Abstract 5862: Tissue Engineering of Living Small-Diameter Vascular Grafts: A Novel Concept Based Exclusively on Self-Assembled Microtissue Building Blocks
Introduction Current state-of-the-art technologies to generate tissue engineered blood vessels (TEBV) comprise scaffold-based concepts or wrapping of cell sheets to shape tubular constructs. Both approaches show limitations, preventing routine clinical use. Here, a novel concept to create small diameter TEBV based exclusively on microtissue (MT) self-assembly (living cellular re-aggregates), incorporating endothelial cells to enable the development of a vaso vasorum is presented.
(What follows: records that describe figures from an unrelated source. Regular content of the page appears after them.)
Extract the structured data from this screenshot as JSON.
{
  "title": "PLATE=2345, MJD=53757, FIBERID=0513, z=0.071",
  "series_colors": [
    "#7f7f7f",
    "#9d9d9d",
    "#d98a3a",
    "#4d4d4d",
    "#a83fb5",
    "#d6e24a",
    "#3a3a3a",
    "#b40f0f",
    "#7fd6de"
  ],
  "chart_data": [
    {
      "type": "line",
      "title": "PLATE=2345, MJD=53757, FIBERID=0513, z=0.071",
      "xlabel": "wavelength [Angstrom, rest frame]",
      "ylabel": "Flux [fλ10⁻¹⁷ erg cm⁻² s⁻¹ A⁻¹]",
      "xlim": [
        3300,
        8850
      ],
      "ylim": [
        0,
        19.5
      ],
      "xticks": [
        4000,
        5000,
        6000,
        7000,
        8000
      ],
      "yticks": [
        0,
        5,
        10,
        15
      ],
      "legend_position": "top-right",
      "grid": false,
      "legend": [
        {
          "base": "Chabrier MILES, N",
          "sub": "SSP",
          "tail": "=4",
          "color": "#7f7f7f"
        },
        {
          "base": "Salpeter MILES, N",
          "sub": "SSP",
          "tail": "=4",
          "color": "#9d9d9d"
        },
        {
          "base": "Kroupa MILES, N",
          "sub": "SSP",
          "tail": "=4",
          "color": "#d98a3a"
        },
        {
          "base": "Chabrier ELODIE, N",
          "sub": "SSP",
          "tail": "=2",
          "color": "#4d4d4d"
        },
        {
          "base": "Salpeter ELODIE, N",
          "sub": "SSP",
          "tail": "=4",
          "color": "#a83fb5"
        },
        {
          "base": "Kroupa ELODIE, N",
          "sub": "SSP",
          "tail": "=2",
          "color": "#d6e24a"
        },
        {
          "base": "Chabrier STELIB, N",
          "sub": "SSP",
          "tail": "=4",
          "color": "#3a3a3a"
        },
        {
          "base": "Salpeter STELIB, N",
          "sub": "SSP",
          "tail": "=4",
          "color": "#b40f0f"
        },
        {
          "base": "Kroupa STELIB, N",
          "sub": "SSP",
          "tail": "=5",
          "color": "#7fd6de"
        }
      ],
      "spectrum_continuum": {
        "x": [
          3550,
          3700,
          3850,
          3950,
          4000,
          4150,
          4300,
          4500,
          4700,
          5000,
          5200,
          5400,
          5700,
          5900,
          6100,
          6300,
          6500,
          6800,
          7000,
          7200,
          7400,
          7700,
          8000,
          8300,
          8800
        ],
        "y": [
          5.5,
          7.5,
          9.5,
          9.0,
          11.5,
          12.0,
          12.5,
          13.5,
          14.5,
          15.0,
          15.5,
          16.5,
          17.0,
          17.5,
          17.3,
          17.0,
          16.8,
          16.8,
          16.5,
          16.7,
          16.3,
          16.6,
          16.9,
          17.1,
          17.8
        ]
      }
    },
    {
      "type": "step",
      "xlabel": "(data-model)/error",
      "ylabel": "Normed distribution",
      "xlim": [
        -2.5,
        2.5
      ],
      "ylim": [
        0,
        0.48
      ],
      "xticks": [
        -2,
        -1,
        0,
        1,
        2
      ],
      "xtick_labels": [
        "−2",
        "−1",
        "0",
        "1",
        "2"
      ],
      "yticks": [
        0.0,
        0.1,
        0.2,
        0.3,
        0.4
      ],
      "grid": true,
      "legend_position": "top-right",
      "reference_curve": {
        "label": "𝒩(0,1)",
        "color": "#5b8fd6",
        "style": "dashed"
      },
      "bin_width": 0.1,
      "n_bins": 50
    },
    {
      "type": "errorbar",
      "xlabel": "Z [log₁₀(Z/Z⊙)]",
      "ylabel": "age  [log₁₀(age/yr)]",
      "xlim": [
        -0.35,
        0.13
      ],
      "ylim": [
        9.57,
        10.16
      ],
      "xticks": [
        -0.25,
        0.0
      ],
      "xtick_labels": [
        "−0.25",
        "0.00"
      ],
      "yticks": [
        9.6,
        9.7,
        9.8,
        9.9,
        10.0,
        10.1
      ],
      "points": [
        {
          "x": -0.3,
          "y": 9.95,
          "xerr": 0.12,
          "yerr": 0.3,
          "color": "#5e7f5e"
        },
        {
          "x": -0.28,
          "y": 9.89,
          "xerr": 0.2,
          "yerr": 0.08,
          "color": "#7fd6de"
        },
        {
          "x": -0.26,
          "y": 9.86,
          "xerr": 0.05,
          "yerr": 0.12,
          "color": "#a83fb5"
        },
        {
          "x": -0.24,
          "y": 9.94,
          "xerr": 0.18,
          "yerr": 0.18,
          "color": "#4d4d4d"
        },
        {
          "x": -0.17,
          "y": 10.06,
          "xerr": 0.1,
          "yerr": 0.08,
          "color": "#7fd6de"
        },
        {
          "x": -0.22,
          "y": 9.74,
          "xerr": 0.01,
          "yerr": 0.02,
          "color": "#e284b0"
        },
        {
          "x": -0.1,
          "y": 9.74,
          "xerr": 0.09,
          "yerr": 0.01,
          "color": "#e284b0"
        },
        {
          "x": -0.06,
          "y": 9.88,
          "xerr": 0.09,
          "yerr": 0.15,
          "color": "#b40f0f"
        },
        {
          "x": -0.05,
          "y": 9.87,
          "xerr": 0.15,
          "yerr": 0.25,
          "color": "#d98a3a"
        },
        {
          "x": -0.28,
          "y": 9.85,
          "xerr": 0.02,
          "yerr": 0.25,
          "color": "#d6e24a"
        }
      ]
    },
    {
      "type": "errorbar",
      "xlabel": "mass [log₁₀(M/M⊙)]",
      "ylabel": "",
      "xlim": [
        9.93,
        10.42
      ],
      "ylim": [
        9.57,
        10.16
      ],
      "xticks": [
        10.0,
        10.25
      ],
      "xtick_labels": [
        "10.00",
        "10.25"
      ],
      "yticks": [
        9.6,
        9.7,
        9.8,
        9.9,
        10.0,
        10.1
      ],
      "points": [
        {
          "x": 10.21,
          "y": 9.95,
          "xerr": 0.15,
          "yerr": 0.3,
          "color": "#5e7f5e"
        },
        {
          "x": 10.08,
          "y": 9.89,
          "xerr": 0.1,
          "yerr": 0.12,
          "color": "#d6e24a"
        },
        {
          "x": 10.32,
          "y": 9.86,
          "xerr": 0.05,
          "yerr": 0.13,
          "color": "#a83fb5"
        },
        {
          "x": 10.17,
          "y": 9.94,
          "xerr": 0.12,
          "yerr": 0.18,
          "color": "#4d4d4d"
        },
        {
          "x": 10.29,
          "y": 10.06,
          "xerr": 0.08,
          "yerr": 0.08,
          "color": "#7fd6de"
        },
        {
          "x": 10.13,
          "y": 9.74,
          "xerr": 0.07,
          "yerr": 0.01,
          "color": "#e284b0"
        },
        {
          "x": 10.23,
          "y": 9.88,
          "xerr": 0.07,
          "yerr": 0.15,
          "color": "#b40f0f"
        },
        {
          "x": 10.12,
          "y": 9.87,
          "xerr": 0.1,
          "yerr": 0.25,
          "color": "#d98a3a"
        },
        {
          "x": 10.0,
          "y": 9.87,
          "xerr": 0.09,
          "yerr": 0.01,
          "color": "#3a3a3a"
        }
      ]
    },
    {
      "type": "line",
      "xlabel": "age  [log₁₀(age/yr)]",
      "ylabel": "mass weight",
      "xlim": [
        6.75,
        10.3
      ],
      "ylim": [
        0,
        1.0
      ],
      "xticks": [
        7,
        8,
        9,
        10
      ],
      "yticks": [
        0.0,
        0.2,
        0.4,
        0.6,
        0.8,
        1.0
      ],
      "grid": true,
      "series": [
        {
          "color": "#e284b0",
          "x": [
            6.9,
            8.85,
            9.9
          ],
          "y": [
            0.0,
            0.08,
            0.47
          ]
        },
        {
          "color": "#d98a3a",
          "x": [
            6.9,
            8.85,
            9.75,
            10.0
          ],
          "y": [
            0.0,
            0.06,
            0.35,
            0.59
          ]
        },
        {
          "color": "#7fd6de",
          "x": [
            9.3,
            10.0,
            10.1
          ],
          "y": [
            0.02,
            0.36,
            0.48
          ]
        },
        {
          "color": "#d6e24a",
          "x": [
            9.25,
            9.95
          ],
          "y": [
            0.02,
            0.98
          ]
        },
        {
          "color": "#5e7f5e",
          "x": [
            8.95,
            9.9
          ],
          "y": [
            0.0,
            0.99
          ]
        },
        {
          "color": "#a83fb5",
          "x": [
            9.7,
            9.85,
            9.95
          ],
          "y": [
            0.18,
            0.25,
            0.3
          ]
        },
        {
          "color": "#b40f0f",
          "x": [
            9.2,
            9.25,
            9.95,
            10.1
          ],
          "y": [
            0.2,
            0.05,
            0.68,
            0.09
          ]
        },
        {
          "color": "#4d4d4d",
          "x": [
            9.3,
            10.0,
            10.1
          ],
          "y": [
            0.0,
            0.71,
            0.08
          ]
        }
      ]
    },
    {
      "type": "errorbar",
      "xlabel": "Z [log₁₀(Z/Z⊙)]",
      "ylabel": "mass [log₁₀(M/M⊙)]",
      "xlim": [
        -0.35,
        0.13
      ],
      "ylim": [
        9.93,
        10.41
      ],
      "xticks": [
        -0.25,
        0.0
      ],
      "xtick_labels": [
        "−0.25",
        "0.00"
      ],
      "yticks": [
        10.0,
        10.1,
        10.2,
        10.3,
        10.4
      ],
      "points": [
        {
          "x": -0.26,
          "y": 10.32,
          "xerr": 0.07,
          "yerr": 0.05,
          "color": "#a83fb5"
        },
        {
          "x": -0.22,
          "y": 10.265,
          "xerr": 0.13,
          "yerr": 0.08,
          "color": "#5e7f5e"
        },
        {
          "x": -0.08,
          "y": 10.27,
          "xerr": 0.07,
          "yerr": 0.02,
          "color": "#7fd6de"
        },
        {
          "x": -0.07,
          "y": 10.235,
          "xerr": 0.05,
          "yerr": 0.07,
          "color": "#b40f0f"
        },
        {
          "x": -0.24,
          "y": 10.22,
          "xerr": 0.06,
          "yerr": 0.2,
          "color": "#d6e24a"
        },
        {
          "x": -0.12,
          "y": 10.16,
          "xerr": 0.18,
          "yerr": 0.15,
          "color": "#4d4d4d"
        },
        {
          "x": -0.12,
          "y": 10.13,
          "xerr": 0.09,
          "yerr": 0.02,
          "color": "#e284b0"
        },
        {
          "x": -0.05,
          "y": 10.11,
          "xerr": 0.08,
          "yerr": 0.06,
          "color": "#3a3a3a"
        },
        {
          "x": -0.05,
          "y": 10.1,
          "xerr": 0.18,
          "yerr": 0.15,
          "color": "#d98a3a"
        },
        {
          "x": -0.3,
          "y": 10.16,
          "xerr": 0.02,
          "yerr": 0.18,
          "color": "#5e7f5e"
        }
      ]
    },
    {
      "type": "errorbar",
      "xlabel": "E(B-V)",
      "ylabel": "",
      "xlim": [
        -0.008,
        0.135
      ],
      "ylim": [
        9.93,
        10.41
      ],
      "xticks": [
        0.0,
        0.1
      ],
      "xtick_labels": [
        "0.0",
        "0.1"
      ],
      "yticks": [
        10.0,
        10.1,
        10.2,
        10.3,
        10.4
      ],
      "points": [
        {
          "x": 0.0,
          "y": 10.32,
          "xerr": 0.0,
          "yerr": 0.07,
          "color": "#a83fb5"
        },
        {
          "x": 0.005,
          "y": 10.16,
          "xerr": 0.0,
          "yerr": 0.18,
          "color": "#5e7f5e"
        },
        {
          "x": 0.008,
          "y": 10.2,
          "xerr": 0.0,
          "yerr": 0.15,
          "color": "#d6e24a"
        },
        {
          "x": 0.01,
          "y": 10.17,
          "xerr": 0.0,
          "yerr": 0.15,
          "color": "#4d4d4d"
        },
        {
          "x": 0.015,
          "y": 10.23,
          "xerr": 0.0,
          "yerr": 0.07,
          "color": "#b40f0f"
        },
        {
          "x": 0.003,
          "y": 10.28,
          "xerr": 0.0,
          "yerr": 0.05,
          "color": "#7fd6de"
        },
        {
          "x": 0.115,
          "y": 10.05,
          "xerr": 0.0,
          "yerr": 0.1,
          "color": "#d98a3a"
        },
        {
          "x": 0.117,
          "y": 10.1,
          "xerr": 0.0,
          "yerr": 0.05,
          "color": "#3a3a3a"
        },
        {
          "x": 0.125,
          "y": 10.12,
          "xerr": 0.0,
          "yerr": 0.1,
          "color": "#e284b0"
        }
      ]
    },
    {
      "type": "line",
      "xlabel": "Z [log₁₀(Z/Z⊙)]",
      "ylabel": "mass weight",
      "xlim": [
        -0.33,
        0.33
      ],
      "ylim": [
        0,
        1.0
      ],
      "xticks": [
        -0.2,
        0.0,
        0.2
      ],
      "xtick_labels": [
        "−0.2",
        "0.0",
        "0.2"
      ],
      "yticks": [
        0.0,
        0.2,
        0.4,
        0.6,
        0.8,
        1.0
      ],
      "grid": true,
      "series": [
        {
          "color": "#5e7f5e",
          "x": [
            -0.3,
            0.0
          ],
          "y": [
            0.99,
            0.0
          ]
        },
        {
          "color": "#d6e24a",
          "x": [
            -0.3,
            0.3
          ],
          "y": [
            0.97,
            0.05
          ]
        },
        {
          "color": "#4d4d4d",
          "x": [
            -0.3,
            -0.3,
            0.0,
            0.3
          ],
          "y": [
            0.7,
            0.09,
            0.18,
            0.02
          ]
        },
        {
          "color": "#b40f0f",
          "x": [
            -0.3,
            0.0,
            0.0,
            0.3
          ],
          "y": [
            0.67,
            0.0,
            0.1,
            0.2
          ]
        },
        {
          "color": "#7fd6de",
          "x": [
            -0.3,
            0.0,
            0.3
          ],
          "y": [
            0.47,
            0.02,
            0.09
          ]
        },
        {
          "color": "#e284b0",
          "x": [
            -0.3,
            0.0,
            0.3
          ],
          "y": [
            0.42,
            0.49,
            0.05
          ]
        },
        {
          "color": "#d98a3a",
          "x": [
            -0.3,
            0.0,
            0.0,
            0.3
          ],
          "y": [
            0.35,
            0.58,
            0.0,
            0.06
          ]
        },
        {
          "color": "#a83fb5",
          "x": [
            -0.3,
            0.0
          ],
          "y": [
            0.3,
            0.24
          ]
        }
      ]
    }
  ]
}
Materials and Methods A novel bioreactor was designed to assemble MTs in a vascular shape and apply flow and mechanical stimulation. MTs composed of human artery-derived myofibroblasts (MF) and endothelial cells (HUVEC) were accumulated (3mm in diameter, 1mm wall thickness) and cultured for 7 and 14 days under pulsatile flow or static culture conditions. The resulting vessels were analyzed by immunohistochemistry for extracellular matrix and cell phenotype (vWF, a-SMA, Ki67, VEGF).
Results Self-assembled MTs displayed significantly accelerated ECM formation compared to monolayer cell sheets. Accumulation to vessel-like tissue occurred within 14 days under both, static and flow/mechanical stimulation conditions. A layered tissue formation was observed only in the flow group, as indicated by luminal aligned a-SMA positive MF. Endothelial cells were detected throughout the vessel wall.
Conclusions It is demonstrated that self-assembled MTs can be used as building blocks to generate living small diameter TEBV. Significantly accelerated ECM maturation, prevascularization capacity and avoiding foreign material makes this approach highly attractive to generate TEBV.